From a consumer point of view, the products and services are probably not going to change much in their appearance, they will still be accessed via mobile apps, and will probably still be offered via regulated companies in the fullness of time. Their improvement will be speed (seconds not days or weeks to move money between investment accounts); higher rates of interest offered on deposits; seamless ability to swap between asset types without needing to go into cash as the interim asset; and fully customized consumer financial products, rather than one-size-fits-all.
Decentralised Finance is not about moving existing banks onto public ledgers. It is about unbundling of banking services (borrowing, lending, investment) into applications that can all interoperate on a single public network and compete for users’ wealth with the best offerings. Banks are like newspapers coming into the internet age, some will make the transition, but not all.
Smart, humble, practical.
When I first met Dan we immediately went deep on a huge number of topics in crypto, these ranged from scalability issues on public ledgers, to the importance of stable coins in the crypto ecosystem. My first impression of Dan during these first conversations was of a razor-sharp intellect, coupled with a humility that is incredibly rare to see in highly talented individuals.
As I learned more about what Radix is and why it works, I became increasingly excited by both the Radix technology, and the man behind the code.

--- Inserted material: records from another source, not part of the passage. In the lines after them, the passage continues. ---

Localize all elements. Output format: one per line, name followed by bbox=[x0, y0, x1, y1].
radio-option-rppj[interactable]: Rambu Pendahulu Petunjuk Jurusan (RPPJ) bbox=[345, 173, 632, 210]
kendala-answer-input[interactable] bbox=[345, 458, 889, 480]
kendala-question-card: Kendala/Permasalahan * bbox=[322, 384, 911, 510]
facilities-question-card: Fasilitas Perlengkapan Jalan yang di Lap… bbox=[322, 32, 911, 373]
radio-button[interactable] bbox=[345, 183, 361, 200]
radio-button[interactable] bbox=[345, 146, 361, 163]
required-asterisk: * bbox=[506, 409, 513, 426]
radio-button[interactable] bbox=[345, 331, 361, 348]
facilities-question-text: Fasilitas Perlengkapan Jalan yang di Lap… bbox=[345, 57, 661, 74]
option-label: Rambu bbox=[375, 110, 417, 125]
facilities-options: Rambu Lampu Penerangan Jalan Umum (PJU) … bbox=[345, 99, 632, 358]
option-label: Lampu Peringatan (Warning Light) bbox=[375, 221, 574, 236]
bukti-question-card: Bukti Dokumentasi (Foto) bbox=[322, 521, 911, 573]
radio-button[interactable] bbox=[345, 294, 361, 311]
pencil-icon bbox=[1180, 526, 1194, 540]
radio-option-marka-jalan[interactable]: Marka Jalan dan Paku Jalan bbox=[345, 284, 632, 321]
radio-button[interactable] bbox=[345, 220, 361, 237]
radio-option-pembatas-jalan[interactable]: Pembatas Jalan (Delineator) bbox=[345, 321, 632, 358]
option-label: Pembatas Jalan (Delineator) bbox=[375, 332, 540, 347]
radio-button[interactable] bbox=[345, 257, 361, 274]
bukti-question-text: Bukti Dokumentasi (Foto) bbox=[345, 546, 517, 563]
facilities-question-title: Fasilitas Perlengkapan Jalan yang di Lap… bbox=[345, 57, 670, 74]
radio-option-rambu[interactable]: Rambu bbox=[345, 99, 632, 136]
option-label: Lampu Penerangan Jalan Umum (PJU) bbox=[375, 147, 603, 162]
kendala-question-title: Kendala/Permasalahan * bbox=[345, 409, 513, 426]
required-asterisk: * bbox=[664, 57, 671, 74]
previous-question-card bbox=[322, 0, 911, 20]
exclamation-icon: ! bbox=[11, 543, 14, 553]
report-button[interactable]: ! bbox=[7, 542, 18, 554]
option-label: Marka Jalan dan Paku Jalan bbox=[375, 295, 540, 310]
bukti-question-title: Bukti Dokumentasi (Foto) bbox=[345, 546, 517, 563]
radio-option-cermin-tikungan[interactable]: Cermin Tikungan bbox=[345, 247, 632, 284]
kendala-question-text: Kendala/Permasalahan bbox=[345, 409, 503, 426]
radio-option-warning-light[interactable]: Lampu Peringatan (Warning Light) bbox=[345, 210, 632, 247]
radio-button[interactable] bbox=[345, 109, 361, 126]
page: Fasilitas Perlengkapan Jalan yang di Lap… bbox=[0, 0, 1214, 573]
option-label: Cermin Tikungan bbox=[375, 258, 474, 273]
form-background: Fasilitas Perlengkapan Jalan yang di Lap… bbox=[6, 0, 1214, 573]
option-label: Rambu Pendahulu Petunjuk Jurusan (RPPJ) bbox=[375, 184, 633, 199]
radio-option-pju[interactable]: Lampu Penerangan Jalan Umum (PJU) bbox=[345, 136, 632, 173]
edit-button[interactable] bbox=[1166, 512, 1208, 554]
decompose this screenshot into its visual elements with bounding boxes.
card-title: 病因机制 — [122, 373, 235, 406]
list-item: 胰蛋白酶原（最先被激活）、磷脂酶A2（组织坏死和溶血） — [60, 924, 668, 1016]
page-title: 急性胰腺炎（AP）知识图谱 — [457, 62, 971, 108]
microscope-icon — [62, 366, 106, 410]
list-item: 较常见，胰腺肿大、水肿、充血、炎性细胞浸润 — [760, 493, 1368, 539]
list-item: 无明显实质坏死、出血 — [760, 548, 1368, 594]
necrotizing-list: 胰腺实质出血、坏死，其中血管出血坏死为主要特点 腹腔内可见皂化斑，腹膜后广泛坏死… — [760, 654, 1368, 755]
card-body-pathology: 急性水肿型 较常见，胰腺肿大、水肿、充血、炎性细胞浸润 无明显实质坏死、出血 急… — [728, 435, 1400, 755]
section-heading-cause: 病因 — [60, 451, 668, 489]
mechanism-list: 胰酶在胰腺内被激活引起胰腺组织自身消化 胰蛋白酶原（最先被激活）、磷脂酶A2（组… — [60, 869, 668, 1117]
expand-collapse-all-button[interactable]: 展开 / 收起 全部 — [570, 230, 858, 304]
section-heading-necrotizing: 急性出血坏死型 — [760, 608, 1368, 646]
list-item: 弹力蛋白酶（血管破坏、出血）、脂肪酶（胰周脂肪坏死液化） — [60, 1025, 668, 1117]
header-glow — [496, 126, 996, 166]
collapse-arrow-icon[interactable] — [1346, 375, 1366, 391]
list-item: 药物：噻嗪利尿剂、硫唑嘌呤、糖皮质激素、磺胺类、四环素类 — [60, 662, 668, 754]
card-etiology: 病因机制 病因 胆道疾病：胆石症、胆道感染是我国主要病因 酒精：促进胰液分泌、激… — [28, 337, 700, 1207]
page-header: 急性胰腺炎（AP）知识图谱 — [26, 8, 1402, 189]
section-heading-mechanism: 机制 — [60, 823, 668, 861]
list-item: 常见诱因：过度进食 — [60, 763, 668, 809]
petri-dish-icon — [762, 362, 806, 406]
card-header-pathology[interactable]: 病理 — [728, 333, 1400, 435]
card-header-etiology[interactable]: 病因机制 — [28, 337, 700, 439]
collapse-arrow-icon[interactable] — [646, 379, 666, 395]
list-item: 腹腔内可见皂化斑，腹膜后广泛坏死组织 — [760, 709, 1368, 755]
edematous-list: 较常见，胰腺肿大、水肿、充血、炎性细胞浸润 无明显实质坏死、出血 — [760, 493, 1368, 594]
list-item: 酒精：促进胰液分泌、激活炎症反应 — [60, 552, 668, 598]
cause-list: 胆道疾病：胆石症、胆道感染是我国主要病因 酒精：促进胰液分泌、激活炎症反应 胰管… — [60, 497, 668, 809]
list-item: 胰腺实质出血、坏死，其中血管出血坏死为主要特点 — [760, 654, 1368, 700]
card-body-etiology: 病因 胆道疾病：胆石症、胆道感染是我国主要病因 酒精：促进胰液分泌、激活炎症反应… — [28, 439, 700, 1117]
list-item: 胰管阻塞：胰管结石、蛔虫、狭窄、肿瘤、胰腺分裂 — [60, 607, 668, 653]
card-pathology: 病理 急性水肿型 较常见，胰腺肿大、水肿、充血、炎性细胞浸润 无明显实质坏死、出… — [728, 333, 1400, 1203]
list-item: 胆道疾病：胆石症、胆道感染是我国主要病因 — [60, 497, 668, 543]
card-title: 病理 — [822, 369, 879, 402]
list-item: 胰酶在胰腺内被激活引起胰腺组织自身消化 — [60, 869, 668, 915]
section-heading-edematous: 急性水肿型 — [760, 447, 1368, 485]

Over the years it has become clear to me that immutable technology cannot be built by immutable people, and it is Dan’s intellect coupled with his willingness to be wrong, and to learn, overcome and adapt to new information that made me certain about his chances of pulling off his hugely ambitious vision.
We have created a model for how and why DeFi works, and what drives traction. We call this the DeFi cycle and it is made up of three components: Access, Liquidity and Choice. Access describes how easy it is to access a DeFi ecosystem in the first place. To improve Access the ecosystem needs to lower the barriers to entry (e.g. how difficult it is to acquire crypto) which allows more users to enter the ecosystem. More users in the ecosystem increase transaction volumes, driving up Liquidity and down costs. Increases in volume and liquidity drive the creation of more assets and products for the user. The greater Choice of assets and products in turn drives more users to Access the ecosystem.
Once in full swing, these three forces are capable of creating the incredible traction we are seeing on Ethereum today. It is a very simple model, but one that we believe is at the heart of the $8.5B currently locked in DeFi.
We decided to focus on DeFi early. As a result, we had the time to put in the engineering effort to actually address some of the structural problems with DeFi on platforms such as Ethereum. It is easy to jump on a trend once the entire market is talking about it, but reading the tea-leaves and taking the early engineering steps to address the market need before it has become a focal point is how the best company strategy is built. I am super proud of the Radix team for their foresight in that regard.
Our next milestone is the launch of the Radix Public Network which is scheduled for Q2 2021.
“There are more people alive today than have died in the entire history of the human race.”
It reminds me that more history is being written today than has happened to date – that human potential is now greater than it ever has been at any point in our past.